Howard Chu writes:
>> With back-ndb, I imagine somthing like an SQL 'ORDER BY<reqStart or
>> entryCSN>' will do the trick, if it isn't already handled.
>
> back-ndb also orders by entryID.
Thanks, I'll note that for the test.
>> Anyway, if I have understood this correctly, this requirement needs to
>> be documented, and it looks rather fragile anyway. Only databases
>> supporing this use of accesslog. The admin must not slapcat the
>> accesslog, rearrange it (maybe he's looking for changes to something
>> specific), and then slapadd it back. Not something which would happen
>> every day, but there's no reason people _wouldn't_ do it either. LDAP
>> defines elements as unordered, after all.
>
> I thought it was obvious; a "log" is an ordered transcript of events.
> If you rearrange the sequence of events then you invalidate it.
No, it's not obvious that the order of slapadding entires has any
influence on their order returned from search.

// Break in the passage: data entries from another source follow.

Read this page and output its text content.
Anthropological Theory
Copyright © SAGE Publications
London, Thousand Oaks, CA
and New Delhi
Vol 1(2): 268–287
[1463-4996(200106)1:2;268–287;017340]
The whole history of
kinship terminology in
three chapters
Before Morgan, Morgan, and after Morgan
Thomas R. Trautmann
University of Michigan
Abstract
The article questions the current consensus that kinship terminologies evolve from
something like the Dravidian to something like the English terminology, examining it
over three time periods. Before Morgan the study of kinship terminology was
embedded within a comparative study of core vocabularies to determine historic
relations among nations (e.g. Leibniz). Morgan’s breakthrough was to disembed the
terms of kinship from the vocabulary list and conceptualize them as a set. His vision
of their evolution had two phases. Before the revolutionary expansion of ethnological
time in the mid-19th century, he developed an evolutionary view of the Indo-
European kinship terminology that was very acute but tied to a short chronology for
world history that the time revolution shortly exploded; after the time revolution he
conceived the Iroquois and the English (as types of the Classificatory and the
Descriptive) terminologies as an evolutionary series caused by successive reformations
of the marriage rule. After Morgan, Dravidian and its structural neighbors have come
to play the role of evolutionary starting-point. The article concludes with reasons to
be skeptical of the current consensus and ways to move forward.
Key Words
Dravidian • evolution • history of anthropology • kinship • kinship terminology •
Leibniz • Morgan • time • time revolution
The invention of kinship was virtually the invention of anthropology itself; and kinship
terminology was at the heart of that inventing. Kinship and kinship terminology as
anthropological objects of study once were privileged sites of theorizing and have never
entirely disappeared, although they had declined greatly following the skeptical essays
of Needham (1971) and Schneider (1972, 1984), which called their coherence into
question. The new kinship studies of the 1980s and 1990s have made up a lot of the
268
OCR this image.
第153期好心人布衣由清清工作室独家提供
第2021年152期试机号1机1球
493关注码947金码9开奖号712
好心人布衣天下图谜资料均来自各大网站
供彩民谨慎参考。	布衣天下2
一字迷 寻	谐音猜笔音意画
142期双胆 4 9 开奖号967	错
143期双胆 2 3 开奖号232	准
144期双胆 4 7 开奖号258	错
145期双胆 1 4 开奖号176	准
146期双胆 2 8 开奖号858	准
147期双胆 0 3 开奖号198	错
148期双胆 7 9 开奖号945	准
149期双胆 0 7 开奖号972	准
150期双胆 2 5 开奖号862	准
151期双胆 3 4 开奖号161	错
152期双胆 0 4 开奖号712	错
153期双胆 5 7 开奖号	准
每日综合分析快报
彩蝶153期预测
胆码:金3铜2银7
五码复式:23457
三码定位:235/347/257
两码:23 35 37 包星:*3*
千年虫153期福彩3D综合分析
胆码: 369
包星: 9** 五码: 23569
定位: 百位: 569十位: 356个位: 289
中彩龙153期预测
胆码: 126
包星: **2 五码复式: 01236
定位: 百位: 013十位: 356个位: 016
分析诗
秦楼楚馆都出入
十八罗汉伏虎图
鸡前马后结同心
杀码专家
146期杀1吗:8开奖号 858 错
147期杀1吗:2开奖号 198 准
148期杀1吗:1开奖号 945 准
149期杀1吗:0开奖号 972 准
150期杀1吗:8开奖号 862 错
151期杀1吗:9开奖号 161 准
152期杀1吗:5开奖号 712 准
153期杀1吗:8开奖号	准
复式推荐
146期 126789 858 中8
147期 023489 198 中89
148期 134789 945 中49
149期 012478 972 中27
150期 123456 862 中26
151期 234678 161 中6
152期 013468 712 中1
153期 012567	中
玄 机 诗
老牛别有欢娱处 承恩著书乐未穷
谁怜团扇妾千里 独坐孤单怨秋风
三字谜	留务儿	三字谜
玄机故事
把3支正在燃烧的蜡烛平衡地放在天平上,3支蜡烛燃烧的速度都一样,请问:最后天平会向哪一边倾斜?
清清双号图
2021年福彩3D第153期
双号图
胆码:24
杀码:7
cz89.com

The LDAP spec doesn't
say so, nor man 5 slapd-bdb, nor do the syncprov or accesslog manpages
say that they need it.
Obviously *something* need to take care of ordering, but as far as
the user knows that could be accesslog or syncprov. Actually, the
slapo-accesslog(5) suggestion to index reqStart may give a careful
reader a hint about how the ordering happens.
So anyway, syncprov needs to document that it doesn't ensure this
ordering but depends on the admin getting it right.
Long-term I'd also like some way for syncprov to catch errors if the
admin does get tings like this wrong. E.g. let accesslog require an
attribute to be set in the log database which promises ordering. slapd
startup would fail if the database doesn't confirm that it can honor
this flag, and slapadd of entries out of CSN order would also fail.
Unless that breaks what you say about refresh below... anyway, all that
will have to wait for RE25 or later.